When a provider makes a tragic mistake that harms a patient, most healthcare organization executives and their staffs are told to hide. If they say anything, they will be more likely to be sued, they think.
Instead of promptly reaching out to empathize and console with food, housing, money, and social support for those whose lives are irreversibly altered, hospital executives and staff often take a "willful blindness" posture.
They don't acknowledge, disclose, or apologize. Instead, they repeat phrases like, "It will blow over," "It wasn't our fault," or "No one will find out."
They advise care teams to act defensively, to avoid saying anything that will expose them "to the media." They think "I'll look bad," and tell everyone "I'm unavailable." Or "Our attorneys will handle it."
But these phrases, attitudes, and behaviors are just the ones that will make litigation more likely and prolonged, with potentially higher damages and more animosity, says James Conway, senior vice president for the Institute for Healthcare Improvement.
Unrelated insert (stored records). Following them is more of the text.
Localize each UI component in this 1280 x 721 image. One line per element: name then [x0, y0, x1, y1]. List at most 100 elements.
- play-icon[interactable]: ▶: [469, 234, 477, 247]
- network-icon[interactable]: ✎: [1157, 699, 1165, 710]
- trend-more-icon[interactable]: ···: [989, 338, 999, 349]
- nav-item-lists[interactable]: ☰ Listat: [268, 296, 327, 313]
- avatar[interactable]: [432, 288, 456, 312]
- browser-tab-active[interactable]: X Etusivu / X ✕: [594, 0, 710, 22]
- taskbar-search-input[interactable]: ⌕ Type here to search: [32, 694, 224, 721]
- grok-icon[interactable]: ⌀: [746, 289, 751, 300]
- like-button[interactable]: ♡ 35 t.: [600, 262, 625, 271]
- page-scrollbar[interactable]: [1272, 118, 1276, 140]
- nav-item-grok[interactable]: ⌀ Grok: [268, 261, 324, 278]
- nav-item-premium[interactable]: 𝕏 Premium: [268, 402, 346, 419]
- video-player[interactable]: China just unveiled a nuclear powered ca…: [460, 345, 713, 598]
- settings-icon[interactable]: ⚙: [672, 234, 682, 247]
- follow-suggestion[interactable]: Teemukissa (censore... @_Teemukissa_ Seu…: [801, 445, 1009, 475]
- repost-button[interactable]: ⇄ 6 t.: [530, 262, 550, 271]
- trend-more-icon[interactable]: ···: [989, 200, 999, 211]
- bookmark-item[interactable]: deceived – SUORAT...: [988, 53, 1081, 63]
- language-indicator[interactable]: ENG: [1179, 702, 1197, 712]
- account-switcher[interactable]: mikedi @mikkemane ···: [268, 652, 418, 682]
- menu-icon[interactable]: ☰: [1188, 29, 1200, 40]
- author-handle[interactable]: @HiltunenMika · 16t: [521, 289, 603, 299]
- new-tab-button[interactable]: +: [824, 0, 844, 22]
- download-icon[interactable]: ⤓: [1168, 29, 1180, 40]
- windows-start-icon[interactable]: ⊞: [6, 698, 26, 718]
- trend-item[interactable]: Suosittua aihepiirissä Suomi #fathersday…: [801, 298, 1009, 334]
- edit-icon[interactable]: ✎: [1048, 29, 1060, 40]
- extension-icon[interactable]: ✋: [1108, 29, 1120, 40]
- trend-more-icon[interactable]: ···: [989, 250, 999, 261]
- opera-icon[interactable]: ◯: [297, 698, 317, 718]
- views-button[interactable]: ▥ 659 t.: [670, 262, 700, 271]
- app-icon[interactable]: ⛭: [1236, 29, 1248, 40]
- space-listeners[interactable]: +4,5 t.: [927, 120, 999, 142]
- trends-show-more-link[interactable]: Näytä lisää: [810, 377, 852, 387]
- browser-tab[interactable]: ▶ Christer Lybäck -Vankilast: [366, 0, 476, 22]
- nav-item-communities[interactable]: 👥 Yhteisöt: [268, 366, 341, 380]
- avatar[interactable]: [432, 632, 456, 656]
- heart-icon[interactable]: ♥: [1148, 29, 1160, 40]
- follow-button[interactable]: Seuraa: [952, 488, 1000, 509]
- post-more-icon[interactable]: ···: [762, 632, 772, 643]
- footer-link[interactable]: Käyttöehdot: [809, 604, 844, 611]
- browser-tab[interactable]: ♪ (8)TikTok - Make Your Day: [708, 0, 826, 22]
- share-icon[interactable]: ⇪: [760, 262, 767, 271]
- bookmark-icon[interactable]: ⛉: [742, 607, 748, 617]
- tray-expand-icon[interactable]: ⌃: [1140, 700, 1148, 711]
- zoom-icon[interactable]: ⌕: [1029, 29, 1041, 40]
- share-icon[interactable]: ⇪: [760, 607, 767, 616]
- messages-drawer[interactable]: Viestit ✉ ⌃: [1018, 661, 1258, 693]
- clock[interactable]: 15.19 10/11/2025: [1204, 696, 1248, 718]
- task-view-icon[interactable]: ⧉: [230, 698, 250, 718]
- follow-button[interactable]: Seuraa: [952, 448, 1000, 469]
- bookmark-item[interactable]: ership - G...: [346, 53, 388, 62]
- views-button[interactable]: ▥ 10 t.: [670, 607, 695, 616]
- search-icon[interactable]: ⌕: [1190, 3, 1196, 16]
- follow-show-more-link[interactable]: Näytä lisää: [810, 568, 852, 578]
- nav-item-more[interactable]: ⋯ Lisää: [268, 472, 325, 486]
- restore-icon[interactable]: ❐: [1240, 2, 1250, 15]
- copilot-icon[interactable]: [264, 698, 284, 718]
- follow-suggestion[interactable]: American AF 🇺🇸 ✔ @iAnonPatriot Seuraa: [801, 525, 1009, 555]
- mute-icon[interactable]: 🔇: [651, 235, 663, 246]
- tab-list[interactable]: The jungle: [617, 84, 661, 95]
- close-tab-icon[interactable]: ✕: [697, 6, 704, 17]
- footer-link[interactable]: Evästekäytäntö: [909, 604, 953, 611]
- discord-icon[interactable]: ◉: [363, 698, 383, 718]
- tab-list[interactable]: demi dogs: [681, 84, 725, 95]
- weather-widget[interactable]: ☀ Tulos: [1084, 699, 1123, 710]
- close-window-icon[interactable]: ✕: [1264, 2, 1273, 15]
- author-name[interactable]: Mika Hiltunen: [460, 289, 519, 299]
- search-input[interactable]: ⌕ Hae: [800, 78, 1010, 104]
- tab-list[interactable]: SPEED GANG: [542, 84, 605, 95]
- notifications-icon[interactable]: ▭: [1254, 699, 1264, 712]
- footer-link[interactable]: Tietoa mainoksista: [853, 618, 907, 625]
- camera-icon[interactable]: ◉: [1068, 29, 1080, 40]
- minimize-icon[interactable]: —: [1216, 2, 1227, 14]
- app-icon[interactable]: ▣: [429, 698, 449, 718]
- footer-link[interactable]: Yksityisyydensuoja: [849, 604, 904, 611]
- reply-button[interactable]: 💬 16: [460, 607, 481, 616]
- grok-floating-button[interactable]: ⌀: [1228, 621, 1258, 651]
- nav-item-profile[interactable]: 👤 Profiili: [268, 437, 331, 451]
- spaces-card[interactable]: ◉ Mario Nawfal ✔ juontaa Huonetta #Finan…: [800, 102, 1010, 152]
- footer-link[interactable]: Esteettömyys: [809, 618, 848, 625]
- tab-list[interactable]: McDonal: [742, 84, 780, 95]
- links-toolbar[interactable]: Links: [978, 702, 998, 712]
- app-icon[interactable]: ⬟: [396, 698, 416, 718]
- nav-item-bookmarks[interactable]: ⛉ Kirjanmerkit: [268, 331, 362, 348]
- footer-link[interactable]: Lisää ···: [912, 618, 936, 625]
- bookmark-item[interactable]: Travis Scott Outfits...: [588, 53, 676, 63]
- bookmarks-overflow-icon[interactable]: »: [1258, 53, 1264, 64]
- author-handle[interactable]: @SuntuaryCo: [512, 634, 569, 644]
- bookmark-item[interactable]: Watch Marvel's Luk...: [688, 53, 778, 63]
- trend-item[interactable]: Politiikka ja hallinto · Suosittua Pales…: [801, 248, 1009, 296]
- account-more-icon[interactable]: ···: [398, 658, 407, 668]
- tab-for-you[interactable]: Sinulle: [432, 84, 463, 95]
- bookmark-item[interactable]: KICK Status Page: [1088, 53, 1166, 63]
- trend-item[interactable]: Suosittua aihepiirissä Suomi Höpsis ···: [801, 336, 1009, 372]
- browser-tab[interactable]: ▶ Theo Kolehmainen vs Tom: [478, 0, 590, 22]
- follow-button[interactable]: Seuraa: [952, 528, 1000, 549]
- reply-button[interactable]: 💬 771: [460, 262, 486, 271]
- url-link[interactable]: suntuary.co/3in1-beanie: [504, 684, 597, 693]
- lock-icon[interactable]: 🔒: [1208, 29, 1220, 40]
And these responses can add more anxiety and suffering to the affected patients and their families.
In the 2011 edition of his 2010 white paper, "Respectful Management of Serious Clinical Adverse Events," released late last month, Conway and three co-authors explain their year-long research and case studies in which hospital officials have used the above phrases to try to escape blame for an adverse event. And they reveal that when hospital systems have tried new strategies to reach out instead of run for cover, the situation dramatically improves.